1. Bölüm: Şanlı Tenna'nın Çöküşü

86 23 20
                                    


O gece karanlığa güvenerek yola çıkan o araba, belki de cihanın en önemli şahsiyetlerini taşımaktaydı. Arabadaki dokuz prens ve bir büyücü, birazdan hayatlarında yaşamadıkları kadar büyük bir dehşetle karşı karşıya kalacaklardı. Yola çıkıldıktan kısa bir süre sonra baskına uğradılar.

Baskını yapan kişi, tilkiyi andıran sol tarafı kırık bir maske takıyordu. Hem her sırra vakıf hem de her rakibi alt edebilecek kudretteydi. Atların, omuzlarındaki büyük bir yükle çekmeye çalıştığı arabanın karşısına öyle bir çıkmıştı ki hayvancıklar dehşete düşüp etrafa kaçışmaya başlamıştı. Maskelinin tek bir el hareketiyle araba parçalara ayrıldı. Sonuç olarak dokuz prens ve başlarındaki büyücü Tenna, saklanacak hiçbir yerin bulunmadığı o açık alanda dövüşmek zorunda kalmıştı.

Tenna: Ne olursa olsun sizi koruyacağım, efendilerim. Sakın birbirinizden ayrılmayın!

Prens Bafer: Babam, "En büyük savaşını başkasının canını korurken değil, kendini kurtarmaya çalışacakken vereceksin." derdi. İşte o gün geldi.

Prens Zerih: Ülkemiz ve kaçırılan kardeşlerimiz adına, bu düşmanı alt edeceğiz!

Tenna: Prenslerim, hayır. Beni dinleyin, birbirinizden ayrılmayın!

Prens Nardon: Adaletimizin kılıcını bu caninin başına indirmek için... Hücum!

Tenna: Efendilerim, durun! Büyüye bu şekilde karşı koyamazsınız! Bir arada durmalıyız. Hatta mümkünse savaşmadan kaçmanın bir yolunu bulmalıyız.

Prens Kaliher: Kaçmak mı? Düşman ayağımıza kadar gelmişken Dokuz Krallık'ın intikamını alma fırsatını tepemeyiz.

Hiçbiri Tenna'yı dinlemedi. Kalplerini sarıp sarmalayan intikam ateşi, mantığa karşı ağır basmıştı. Hepsi gelişigüzel bir şekilde hücum etmeye başladı.

Parmak şaklatmasıyla bile fırtına kopartan maskeli adama karşı doğru düzgün karşılık verebilen tek kişi Tenna'ydı. Tek başına dokuz prensi korumak zorundaydı. Prensler maskeli adama hücum ettikçe geri savruluyor ve şiddetli bir şekilde yere çakılıyordu. Artık hiçbirinin karşılık verecek hali kalmamıştı.

Kırık maskeli adam, yerde yatan prenslerden Zerih'in yanına gitti. Yanındaki kırık kılıcını aldı ve eliyle kolayca bükerek bir kenara fırlattı. Ardından, prensin sağ koluna ayağını bastırmaya başladı.

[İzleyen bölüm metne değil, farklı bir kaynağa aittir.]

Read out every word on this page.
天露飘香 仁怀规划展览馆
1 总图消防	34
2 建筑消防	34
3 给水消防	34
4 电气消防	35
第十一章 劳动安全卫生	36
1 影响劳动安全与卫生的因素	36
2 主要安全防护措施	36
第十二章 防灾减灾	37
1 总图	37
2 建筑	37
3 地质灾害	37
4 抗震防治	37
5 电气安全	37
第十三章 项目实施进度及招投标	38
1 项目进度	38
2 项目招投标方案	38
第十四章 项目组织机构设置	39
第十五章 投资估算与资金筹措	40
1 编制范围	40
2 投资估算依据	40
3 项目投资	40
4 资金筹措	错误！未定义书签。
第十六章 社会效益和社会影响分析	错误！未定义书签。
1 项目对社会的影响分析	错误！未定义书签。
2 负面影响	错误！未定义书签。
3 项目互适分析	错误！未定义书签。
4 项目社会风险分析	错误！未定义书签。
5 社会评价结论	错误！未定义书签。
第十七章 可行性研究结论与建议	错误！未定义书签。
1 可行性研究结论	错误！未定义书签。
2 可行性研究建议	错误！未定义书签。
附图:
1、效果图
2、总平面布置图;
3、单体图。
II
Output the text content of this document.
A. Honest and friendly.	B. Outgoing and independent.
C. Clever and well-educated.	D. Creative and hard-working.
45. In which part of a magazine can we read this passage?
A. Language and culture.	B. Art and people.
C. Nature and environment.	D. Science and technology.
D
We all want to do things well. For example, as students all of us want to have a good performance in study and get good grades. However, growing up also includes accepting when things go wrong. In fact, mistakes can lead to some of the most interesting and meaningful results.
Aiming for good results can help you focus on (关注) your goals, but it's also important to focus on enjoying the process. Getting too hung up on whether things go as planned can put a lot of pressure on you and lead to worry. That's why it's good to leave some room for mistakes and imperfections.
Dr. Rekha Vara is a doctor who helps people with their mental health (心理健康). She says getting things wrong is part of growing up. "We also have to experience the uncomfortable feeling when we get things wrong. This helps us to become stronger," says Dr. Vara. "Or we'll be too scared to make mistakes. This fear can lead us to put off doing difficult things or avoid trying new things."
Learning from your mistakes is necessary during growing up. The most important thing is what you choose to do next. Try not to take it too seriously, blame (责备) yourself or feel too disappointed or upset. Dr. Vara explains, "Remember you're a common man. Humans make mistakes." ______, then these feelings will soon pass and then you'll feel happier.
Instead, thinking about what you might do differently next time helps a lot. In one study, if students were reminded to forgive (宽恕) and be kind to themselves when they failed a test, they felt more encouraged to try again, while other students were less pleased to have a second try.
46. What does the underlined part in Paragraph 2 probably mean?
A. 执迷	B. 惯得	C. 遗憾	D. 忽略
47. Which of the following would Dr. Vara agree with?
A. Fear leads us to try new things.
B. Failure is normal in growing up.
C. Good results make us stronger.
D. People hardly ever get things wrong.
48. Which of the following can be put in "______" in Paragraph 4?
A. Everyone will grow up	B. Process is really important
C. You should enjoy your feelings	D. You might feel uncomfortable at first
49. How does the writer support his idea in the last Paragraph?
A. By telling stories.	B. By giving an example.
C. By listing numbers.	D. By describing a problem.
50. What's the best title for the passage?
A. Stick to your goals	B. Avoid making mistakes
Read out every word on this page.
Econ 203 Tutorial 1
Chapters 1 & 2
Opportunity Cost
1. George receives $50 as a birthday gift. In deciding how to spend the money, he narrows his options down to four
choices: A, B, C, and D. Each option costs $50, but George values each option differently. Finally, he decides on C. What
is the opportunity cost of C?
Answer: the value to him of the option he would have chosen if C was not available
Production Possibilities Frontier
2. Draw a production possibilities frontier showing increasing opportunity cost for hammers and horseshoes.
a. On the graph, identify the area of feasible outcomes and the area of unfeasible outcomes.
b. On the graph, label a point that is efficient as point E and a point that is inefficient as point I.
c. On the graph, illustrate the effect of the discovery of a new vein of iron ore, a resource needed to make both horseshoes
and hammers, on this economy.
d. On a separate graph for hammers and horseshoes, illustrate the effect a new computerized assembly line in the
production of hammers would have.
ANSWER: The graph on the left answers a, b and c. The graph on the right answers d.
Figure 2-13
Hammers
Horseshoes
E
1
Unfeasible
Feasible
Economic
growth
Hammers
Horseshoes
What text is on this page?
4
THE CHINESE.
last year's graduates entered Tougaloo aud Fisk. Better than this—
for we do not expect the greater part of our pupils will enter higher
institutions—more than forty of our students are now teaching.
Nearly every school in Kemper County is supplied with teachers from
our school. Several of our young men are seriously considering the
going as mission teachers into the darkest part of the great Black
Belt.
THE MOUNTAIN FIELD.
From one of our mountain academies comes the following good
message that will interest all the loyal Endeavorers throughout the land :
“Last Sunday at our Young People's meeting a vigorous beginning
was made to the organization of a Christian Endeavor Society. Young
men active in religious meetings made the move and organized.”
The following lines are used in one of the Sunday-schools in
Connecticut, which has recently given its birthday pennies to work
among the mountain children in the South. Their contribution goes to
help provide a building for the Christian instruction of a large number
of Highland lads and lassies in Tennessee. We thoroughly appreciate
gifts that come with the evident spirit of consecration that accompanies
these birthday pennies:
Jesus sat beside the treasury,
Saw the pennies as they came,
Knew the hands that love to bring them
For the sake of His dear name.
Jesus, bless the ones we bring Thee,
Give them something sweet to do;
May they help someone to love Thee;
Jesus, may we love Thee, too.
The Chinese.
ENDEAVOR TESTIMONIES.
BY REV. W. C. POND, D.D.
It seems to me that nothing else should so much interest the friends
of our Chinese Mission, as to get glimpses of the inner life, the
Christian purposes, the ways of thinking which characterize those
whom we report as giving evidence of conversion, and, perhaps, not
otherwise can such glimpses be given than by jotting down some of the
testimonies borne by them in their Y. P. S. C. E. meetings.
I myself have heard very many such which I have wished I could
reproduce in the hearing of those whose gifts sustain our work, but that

Kırık Maskeli Adam: Şu işe bakın... Koskoca bir krallığın saygıyla önünde eğileceği Prens Zerih, şimdi benim önümde yatıyor.

Prens Zerih: Kardeşlerimizin intikamını biz alamasak da bir gün babalarımız alır. Hiçbir krallık, senin gibi bir haine boyun eğmez.

Adam, prensin söylediklerini umursamadı. O sırada kendisine doğru koşmakta olan Tenna'ya döndü ve hâkimiyetini ilan eden nitelikteki sözlerini söyledi.

Kırık Maskeli Adam: Hepsini birden kurtaramazsın, büyücü. Ya kendini kurtaracaksın ya da onları. Büyücüler, imkânsızı gerçekleştirebileceklerini sanıyorlar. Böyle bir vazife için seni seçme sebepleri bu muydu yoksa?

Tenna: Benim görevim korumak. Kaybettiklerim olsa da geriye kalanları korumak zorundayım.

Tenna yüreğindeki korkuyu saklamayı başaramadı. Maskeli de bu korkuyu fark etmiş olacak ki yankısı bile iç yakan bir kahkaha patlattı.

Kırık Maskeli Adam: Öyle mi? Bakalım kimler geriye kalacak.

Gözlerini bile zar zor açık tutabilen Prens Zerih'in yüzüne tükürdü. Ayağını kolundan çekip başına bastırmaya başladı. Sağ elini, avcunun içinde karanlık bir enerji oluşana kadar açık tuttu. Tenna'nın hamle yapmasına izin vermeden elindeki enerjiyi prense fırlattı. Prens, acı dolu çığlıklarının ardından can verdi.